For conservation of flora and fauna and maintenance of ecological flow, no concrete steps have been taken adds the report. The programme suffers from overall shortage of manpower. The monitoring meeting did not happen on the prescribed frequency. The implementation of Bhuvan Ganga, a web portal conceptualised to enable execution and monitoring of projects was slow. Even the role of Central Pollution Control Board (CPCB) in monitoring and evaluation was ambiguous as only 7.44 per cent of the sanctioned amount has been utilised. Against 5,016 compliance verifications required to be conducted by CPCB in respect of 988 Grossly Polluting Industries, only 3,163 compliance verifications were conducted between 2011-17. Improper management and implementation dilutes the concept of improving water quality, the report noted.
A July 2017 verdict by the National Green Tribunal also slammed the government for not cleaning a bit of the river even after spending Rs. 7,000 crores in the last two years.

How dirty is the Ganga?
The CAG report adds that the total coliform bacteria levels in all the cities of Uttar Pradesh, Bihar and West Bengal was 6 to 334 times higher than prescribed levels.
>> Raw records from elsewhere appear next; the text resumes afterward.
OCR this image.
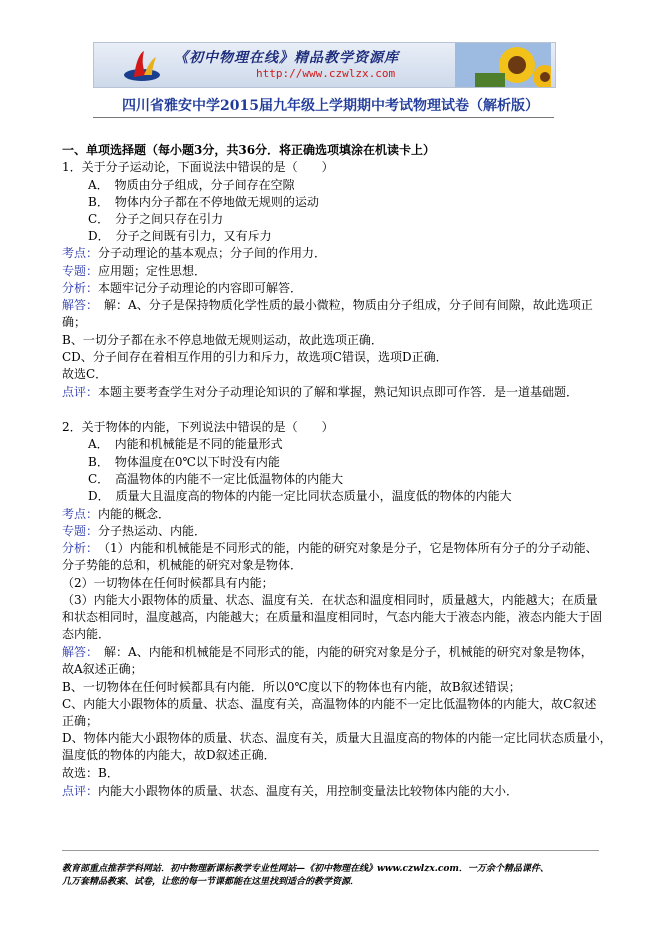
《初中物理在线》精品教学资源库
http://www.czwlzx.com
四川省雅安中学2015届九年级上学期期中考试物理试卷（解析版）
一、单项选择题（每小题3分，共36分．将正确选项填涂在机读卡上）
1．关于分子运动论，下面说法中错误的是（　　）
A．　物质由分子组成，分子间存在空隙
B．　物体内分子都在不停地做无规则的运动
C．　分子之间只存在引力
D．　分子之间既有引力，又有斥力
考点：分子动理论的基本观点；分子间的作用力．
专题：应用题；定性思想．
分析：本题牢记分子动理论的内容即可解答．
解答：　 解：A、分子是保持物质化学性质的最小微粒，物质由分子组成，分子间有间隙，故此选项正
确；
B、一切分子都在永不停息地做无规则运动，故此选项正确．
CD、分子间存在着相互作用的引力和斥力，故选项C错误，选项D正确．
故选C．
点评：本题主要考查学生对分子动理论知识的了解和掌握，熟记知识点即可作答．是一道基础题．
2．关于物体的内能，下列说法中错误的是（　　）
A．　内能和机械能是不同的能量形式
B．　物体温度在0℃以下时没有内能
C．　高温物体的内能不一定比低温物体的内能大
D．　质量大且温度高的物体的内能一定比同状态质量小，温度低的物体的内能大
考点：内能的概念．
专题：分子热运动、内能．
分析：　（1）内能和机械能是不同形式的能，内能的研究对象是分子，它是物体所有分子的分子动能、
分子势能的总和，机械能的研究对象是物体．
（2）一切物体在任何时候都具有内能；
（3）内能大小跟物体的质量、状态、温度有关．在状态和温度相同时，质量越大，内能越大；在质量
和状态相同时，温度越高，内能越大；在质量和温度相同时，气态内能大于液态内能，液态内能大于固
态内能．
解答：　 解：A、内能和机械能是不同形式的能，内能的研究对象是分子，机械能的研究对象是物体，
故A叙述正确；
B、一切物体在任何时候都具有内能．所以0℃度以下的物体也有内能，故B叙述错误；
C、内能大小跟物体的质量、状态、温度有关，高温物体的内能不一定比低温物体的内能大，故C叙述
正确；
D、物体内能大小跟物体的质量、状态、温度有关，质量大且温度高的物体的内能一定比同状态质量小，
温度低的物体的内能大，故D叙述正确．
故选：B．
点评：内能大小跟物体的质量、状态、温度有关，用控制变量法比较物体内能的大小．
教育部重点推荐学科网站．初中物理新课标教学专业性网站—《初中物理在线》www.czwlzx.com．一万余个精品课件、
几万套精品教案、试卷，让您的每一节课都能在这里找到适合的教学资源．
The data of the Central Water Commission collected between May 2016-June 2017 confirms high pollution levels in the river - the average Biological Oxygen Demand value (a parameter to measure the pollution level) of Ganga between Garhmukteshwar and Shahzadpur was not even suitable for outdoor bathing.
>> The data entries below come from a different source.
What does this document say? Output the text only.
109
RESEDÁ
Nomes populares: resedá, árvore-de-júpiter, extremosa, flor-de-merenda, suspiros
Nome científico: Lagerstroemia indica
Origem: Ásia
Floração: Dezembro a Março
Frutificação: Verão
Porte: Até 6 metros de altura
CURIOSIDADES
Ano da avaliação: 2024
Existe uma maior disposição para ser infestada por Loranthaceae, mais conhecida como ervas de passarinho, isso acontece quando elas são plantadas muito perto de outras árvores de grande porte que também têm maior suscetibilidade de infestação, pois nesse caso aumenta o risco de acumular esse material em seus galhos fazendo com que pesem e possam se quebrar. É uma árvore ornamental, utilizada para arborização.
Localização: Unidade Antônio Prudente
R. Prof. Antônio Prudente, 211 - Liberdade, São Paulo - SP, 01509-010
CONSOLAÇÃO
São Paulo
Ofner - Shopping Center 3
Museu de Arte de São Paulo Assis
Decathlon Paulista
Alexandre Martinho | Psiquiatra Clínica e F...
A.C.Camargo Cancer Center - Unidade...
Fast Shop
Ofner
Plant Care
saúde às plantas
BOD levels from U/S to D/S across Ganga main stem

Source: Central Water Commission, 2017. Water quality year book, Ganga basin

The CWC report adds that an analysis between 2006 and 2016 of water quality at two major hotspots— Kanpur and Varanasi during the monsoon period when there is dissolution of contaminants shows that quality of river never dropped below 3 mg/l (CPCB standard for outdoor bathing) for Kanpur . On the other hand, there was a slight improvement at Varanasi. But at the same time the entry of raw sewage in the river at Varanasi did not stop between 2006 and 2016, this is indicated by high faecal coliform levels in the river water (higher than 2,500 mpn/100 ml).

But the central government denied any such increase in the pollution trend in Lok Sabha session in 2017 although they agreed that there has been continuous entry of wastewater from human settlements and industries. When the NGT passed an order recently in response to M C Mehta’s petition on Ganga pollution, the order document clearly showed that there has been a continuous increase in sewage and industrial effluent entering the river since 2008-09 (see ‘Wastewater mathematics’).

Wastewater mathematics




Industrial effluent (MLD)

Domestic Sewage disposed (MLD)

Industrial effluent (MLD)

Domestic Sewage disposed (MLD)

Industrial effluent (MLD)

Domestic Sewage disposed (MLD)

285.9 2683.6 501 6966.3 669 10705.28



764 GPI


1035 GPI


Source: NGT order, July 2017
GPI: Grossly polluting industries

Projects with ground impact

The only projects showing some impact on the ground are that of surface cleaning. Around 11 trash skimmers had been deployed at Haridwar, Garhmukteshwar, Kanpur, Varanasi, Allahabad, Patna, Sahibganj, Nabadwip, Kolkata, Delhi and Mathura-Vrindavan. Around 13 lakh toilets were also constructed in rural areas near Ganga to reduce sewage inflow and that latest figure from MDWS shows that the coverage of household toilets in these villages was more than 99 per cent. But no improvement was observed in the water quality in the whole Ganga basin. This was because solid and liquid wastes are not managed in a planned and scientific way. A huge allocation of money did not help Ganga. The need of the hour is implementation of the projects.